If you are, like me, one of those over-50 SA pros who regularly lurks on this Facebook page and occasionally wonders what has happened to our profession, I offer this:  we happen.  Those of us who occupy these jobs, whether it’s residence hall director or academic advisor or conduct coordinator or professor or dean or vice president—we are the profession.  None of us own it.  We rent it, having been given it in trust by those who mentored us, cared about us, taught us, gently corrected us.  We keep it safe and hand it to those who come after us, and who deserve the same mentoring, care, teaching and gentle correction.  We no doubt baffled and irritated our elders as young professionals, but think about the role models who mattered to you, and how they treated you.  Offer that to our young colleagues, modeling at every opportunity that the river that flows through student affairs is still shaped by our founding documents:  every individual has worth and dignity.
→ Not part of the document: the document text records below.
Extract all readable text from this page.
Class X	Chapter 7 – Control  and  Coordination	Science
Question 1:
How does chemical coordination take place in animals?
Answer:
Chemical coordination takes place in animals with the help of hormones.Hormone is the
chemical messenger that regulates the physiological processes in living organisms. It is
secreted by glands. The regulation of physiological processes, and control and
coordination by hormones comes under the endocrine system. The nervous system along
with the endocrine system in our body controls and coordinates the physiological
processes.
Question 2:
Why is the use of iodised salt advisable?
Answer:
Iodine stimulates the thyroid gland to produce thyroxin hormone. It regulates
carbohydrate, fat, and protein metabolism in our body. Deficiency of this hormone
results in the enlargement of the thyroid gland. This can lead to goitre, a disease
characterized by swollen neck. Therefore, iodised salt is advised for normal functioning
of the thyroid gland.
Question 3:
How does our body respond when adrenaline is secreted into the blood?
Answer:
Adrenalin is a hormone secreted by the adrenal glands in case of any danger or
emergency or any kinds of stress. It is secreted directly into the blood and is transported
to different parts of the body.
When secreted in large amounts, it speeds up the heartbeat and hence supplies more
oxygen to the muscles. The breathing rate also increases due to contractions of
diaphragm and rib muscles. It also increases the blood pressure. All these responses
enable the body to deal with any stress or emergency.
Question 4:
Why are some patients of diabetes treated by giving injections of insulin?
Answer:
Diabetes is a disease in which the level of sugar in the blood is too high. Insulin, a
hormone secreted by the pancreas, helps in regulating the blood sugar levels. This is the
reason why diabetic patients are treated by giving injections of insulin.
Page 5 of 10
If any of you young pros are still reading:  Thanks for all that I have learned from listening in on the sometimes difficult discourse.  No, I don’t post much, but I’m paying attention and while I may be old—ancient to some of you—I know I still have a lot to learn.  In your honor, I am going to replace that picture of my 19-year-old self with one from my earliest professional years so I can try, on a daily basis, to recall that passion, those deep emotions, that impatience and frustration, and when I see it in you, know that it is what student affairs has always needed, always had, and will continue to require.